Yes, the problem is with the embedding. On my 3080 Ti, it takes ~1.5 seconds to compute an embedding for a 640x480 image. In the FAQ on the segment anything site, they say the embedding should take 0.15 seconds on A100 (suggesting an A100 does inference 10X faster than a 3080).
This isn't called out super-clearly in the paper, but they do mention a few times that the embedding encoder is "heavyweight". It appears it could be replaced with a "cheaper" encoder that outputs a CxWxH embedding, but I assume you'd have to retrain the model and the resulting performance might be a lot worse. Personally, i wish the embedding time was more explicitly called out in the paper.

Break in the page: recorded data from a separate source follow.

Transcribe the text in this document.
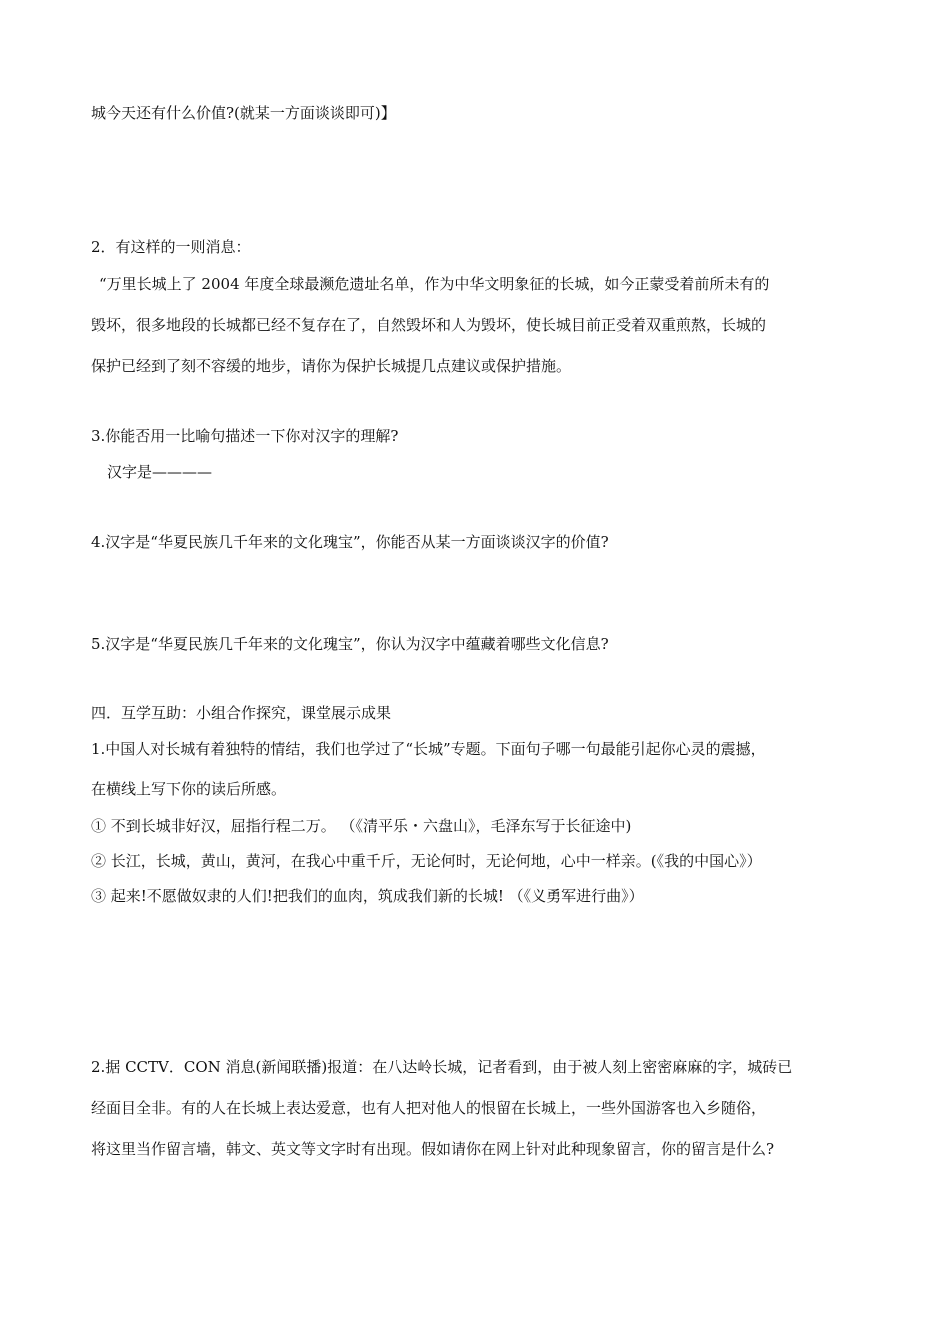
城今天还有什么价值?(就某一方面谈谈即可)】
2．有这样的一则消息：
“万里长城上了 2004 年度全球最濒危遗址名单，作为中华文明象征的长城，如今正蒙受着前所未有的
毁坏，很多地段的长城都已经不复存在了，自然毁坏和人为毁坏，使长城目前正受着双重煎熬，长城的
保护已经到了刻不容缓的地步，请你为保护长城提几点建议或保护措施。
3.你能否用一比喻句描述一下你对汉字的理解?
汉字是————
4.汉字是“华夏民族几千年来的文化瑰宝”，你能否从某一方面谈谈汉字的价值?
5.汉字是“华夏民族几千年来的文化瑰宝”，你认为汉字中蕴藏着哪些文化信息?
四．互学互助：小组合作探究，课堂展示成果
1.中国人对长城有着独特的情结，我们也学过了“长城”专题。下面句子哪一句最能引起你心灵的震撼，
在横线上写下你的读后所感。
① 不到长城非好汉，屈指行程二万。 （《清平乐・六盘山》，毛泽东写于长征途中)
② 长江，长城，黄山，黄河，在我心中重千斤，无论何时，无论何地，心中一样亲。(《我的中国心》）
③ 起来!不愿做奴隶的人们!把我们的血肉，筑成我们新的长城! （《义勇军进行曲》）
2.据 CCTV．CON 消息(新闻联播)报道：在八达岭长城，记者看到，由于被人刻上密密麻麻的字，城砖已
经面目全非。有的人在长城上表达爱意，也有人把对他人的恨留在长城上，一些外国游客也入乡随俗，
将这里当作留言墙，韩文、英文等文字时有出现。假如请你在网上针对此种现象留言，你的留言是什么?
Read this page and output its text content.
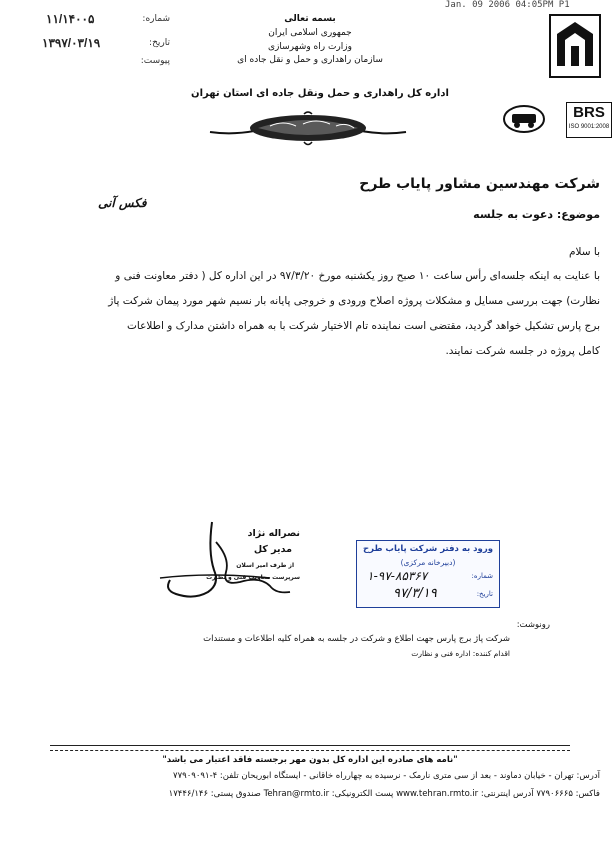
Jan. 09 2006 04:05PM P1
۱۱/۱۴۰۰۵	شماره:
۱۳۹۷/۰۳/۱۹	تاریخ:
پیوست:
BRS
ISO 9001:2008
بسمه تعالی
جمهوری اسلامی ایران
وزارت راه وشهرسازی
سازمان راهداری و حمل و نقل جاده ای
اداره کل راهداری و حمل ونقل جاده ای استان تهران
شرکت مهندسین مشاور پایاب طرح
فکس آنی
موضوع: دعوت به جلسه
با سلام
با عنایت به اینکه جلسه‌ای رأس ساعت ۱۰ صبح روز یکشنبه مورخ ۹۷/۳/۲۰ در این اداره کل ( دفتر معاونت فنی و
نظارت) جهت بررسی مسایل و مشکلات پروژه اصلاح ورودی و خروجی پایانه بار نسیم شهر مورد پیمان شرکت پاژ
برج پارس تشکیل خواهد گردید، مقتضی است نماینده تام الاختیار شرکت با به همراه داشتن مدارک و اطلاعات
کامل پروژه در جلسه شرکت نمایند.
نصراله نژاد
مدیر کل
از طرف امیر اسلان
سرپرست معاونت فنی و نظارت
ورود به دفتر شرکت پایاب طرح
(دبیرخانه مرکزی)
شماره:
۱-۹۷-۸۵۳۶۷
تاریخ:
۹۷/۳/۱۹
رونوشت:
شرکت پاژ برج پارس جهت اطلاع و شرکت در جلسه به همراه کلیه اطلاعات و مستندات
اقدام کننده: اداره فنی و نظارت
"نامه های صادره این اداره کل بدون مهر برجسته فاقد اعتبار می باشد"
آدرس: تهران - خیابان دماوند - بعد از سی متری نارمک - نرسیده به چهارراه خاقانی - ایستگاه ابوریحان تلفن: ۴-۷۷۹۰۹۰۹۱
فاکس: ۷۷۹۰۶۶۶۵ آدرس اینترنتی: www.tehran.rmto.ir پست الکترونیکی: Tehran@rmto.ir صندوق پستی: ۱۷۴۴۶/۱۴۶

I followed that web demo (https://github.com/facebookresearch/segment-anything/tree/main/demo) and still cannot get close to 50 ms. Running the onnx model consistently takes 90 and 100 ms. I timed it with the following to isolate just model inference latency:
console.time("run model")
const results = await model.run(feeds);
console.timeEnd("run model")
I'm using the quantized model, and I can see that onnx is using ort-wasm-simd-threaded.wasm
which I believe verifies that I'm using SharedArrayBuffers.
Is the demo missing something that would speed it up to 50 ms?
hi, we have proposed a method for rapid 'segment anything', using just 2% of the SA-1B dataset. It achieves precision comparable to SAM in edge detection (AP, .794 vs .793) and proposal generation tasks (mask AR@1000, 49.7 vs 51.8. E32). Additionally, our model is 50 times faster than SAM-H E32. The model is very simple, primarily adopting the yolov8seg structure. We welcome everyone to try it out, github: https://github.com/CASIA-IVA-Lab/FastSAM, arxiv: https://arxiv.org/pdf/2306.12156.pdf
In the paper it shows "The overall model design is largely motivated by efficiency. Given a precomputed image embedding, the prompt encoder and mask decoder run in a web browser, on CPU, in ∼ 50ms. This runtime performance enables seamless, real-time interactive prompting of our model."
But while testing the script "automatic_mask_generator_example" and the checkpoint "sam_vit_b_01ec64.pth" with gpu inference, it takes about 1.65s on average. Would it be possible to make the inference pipeline to take only 50ms?